- Born: 14 June 1837
- Died: 1 December 1886 (aged 49) Dublin, Ireland
- Education: Bachelors Law degree, Trinity College Dublin; MA, Trinity College Dublin;
- Occupations: Crown Lawyer, Secret Service Officer, Intelligence Officer, Theologian, Writer
- Years active: 1865–1884
- Known for: Anti-Fenian activity, establishment of a permanent Secret Service department in Dublin Castle
- Title: Crown Lawyer for the Counties of Waterford and Kilkenny, Marshall of Court of the Admiralty of Ireland
- Spouse: Elizabeth Barcroft
- Parent: Matthew Anderson
- Awards: Knight Commander of the Order of the Bath (KCB)

= Samuel Lee Anderson =

Irish Crown administrator and secret service officer

Sir Samuel Lee Anderson (14 June 1837 – 1 December 1886) was an Irish Crown Lawyer and Secret Service Officer working with the Dublin Castle administration in Ireland. He worked on anti-Fenian and criminal cases in Ireland from 1865 to 1884. He was also an intelligence officer, theologian and writer.

His working life was based on being an intelligence officer and Crown Lawyer in Dublin working alongside his brother Sir Robert Anderson, who was also a lawyer and intelligence officer. Robert collated intelligence sent from the British Consul in America. He was eventually seconded to London to work for the Secret Service Department of the British Crown in the Irish Office in London.

==Irish Secret Service==
Anderson was appointed by Richard Bourke, 6th Earl of Mayo, the then Chief Secretary for Ireland, to undertake certain confidential work at Dublin Castle and became a specialist in anti-Fenian activity in Ireland.
He built an effective intelligence network working alongside his brother, Sir Robert Anderson, by creating a dedicated Irish "Secret Service" of which up till then was not a dedicated or permanent operational office. The Secret Service operation was mainly controlled by "The Irish office" run from London. Assisted by John Rose and joined by his brother Robert,
he built up a substantial permanent secret service department in Dublin Castle re-organising files and briefs that were not indexed or collated. Lee Anderson and his brother had a significant impact on against Fenian activity for the trials in 1865-1866 and
combined with the use of cutting edge technology of photography producing hundreds of early photographs of Fenian prisoners which are now located in the National Library of Ireland. Lee Anderson was successful in his work, and in 1868 was appointed Crown Lawyer for the Counties of Waterford and Kilkenny.

==Invincibles assassination==
Because of his secret service work, Samuel Lee Anderson became a target for Fenian dissidents and a group called the "Irish National Invincibles" who saw him as a threat to the republican movement.
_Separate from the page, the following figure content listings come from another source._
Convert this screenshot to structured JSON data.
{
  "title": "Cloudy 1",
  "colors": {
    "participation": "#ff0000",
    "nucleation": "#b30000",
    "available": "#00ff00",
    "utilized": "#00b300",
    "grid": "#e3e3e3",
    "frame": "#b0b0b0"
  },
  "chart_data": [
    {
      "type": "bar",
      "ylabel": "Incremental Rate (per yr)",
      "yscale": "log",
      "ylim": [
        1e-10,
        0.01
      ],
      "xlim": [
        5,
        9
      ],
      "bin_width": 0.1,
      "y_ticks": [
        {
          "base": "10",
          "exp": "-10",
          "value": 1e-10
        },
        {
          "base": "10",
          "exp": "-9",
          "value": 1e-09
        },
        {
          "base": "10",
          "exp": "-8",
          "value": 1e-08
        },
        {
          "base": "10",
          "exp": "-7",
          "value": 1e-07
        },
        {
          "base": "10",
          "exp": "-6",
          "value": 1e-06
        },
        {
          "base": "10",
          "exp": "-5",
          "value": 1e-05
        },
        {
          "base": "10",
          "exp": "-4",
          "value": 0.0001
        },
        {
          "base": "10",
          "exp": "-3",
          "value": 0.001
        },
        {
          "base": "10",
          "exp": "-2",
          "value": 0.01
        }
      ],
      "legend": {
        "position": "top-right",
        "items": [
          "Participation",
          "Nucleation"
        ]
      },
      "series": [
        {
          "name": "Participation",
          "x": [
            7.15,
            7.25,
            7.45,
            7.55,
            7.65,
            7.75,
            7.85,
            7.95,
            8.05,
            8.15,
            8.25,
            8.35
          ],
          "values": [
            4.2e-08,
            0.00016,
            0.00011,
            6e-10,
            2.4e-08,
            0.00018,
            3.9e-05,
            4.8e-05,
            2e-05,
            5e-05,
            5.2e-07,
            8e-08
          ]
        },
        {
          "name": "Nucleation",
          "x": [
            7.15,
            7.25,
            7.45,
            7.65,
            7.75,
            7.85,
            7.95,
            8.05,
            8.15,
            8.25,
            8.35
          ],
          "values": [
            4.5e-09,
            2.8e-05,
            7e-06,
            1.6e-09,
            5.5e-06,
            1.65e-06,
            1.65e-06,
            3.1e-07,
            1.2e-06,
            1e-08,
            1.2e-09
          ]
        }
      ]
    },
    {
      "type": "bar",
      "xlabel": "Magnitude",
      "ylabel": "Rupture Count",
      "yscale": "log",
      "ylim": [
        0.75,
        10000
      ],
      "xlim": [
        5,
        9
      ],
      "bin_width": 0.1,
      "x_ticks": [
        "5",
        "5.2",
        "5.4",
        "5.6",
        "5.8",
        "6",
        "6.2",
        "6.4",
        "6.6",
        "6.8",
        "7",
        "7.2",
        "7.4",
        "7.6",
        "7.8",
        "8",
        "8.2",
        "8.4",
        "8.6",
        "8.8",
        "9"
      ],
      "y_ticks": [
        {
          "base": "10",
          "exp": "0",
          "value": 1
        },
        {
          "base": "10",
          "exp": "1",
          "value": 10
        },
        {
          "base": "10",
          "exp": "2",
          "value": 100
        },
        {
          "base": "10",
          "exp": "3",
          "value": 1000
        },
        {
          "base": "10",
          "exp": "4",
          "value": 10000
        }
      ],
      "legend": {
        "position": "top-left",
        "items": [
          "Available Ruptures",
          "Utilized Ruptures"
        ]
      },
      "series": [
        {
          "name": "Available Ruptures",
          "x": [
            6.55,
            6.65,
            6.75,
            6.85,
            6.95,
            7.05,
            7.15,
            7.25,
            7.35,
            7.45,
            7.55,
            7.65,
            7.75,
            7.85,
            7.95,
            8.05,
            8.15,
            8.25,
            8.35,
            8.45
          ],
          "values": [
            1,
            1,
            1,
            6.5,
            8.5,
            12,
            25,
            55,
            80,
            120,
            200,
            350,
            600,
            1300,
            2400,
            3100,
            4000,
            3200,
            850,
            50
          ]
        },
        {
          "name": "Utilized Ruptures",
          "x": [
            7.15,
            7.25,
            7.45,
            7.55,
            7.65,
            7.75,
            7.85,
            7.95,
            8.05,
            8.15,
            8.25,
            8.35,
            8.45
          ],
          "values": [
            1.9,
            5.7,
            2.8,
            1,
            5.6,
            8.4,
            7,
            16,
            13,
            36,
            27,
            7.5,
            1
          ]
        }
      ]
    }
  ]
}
He avoided assassination by changing his daily route to Dublin Castle on the day he was singled out by the group.

The group eventually assassinated the Permanent Under Secretary Thomas Henry Burke of the Irish Office, and the newly installed Chief Secretary for Ireland, Lord Frederick Cavendish; in the Phoenix park, Dublin in May 1882.

== Personal life and death==
The son of Matthew Anderson, Samuel Lee Anderson was educated at Rugby College and Trinity College Dublin getting a Bachelors Law degree in 1859 and an MA in 1862. He was appointed Chief Clerk in the crime department in the Chief Secretary's office in Dublin Castle before being appointed as Crown Solicitor for Dublin in 1868. He held the office of "Marshall of Court of the Admiralty of Ireland" from 1866 to 1868. He was called to the bar in 1877.

He married Elizabeth Barcroft in 1863, living at Knapton House, Kingstown (Dun Laoighre, County Dublin) and 74 Baggot Street. His wife was the daughter of Joseph Barcroft of Strangmore, County Tyrone. He worked on Fenian and state trials until the conviction of the Irish National Invincibles in 1882.

Anderson's work "took toll on his health" and he took early retirement in 1884. He was knighted, by Earl Spencer, shortly afterwards in 1884. He died at Knapton House in Dublin on 1 December 1886 and is buried in Mount Jerome Cemetery in Harold's Cross, Dublin.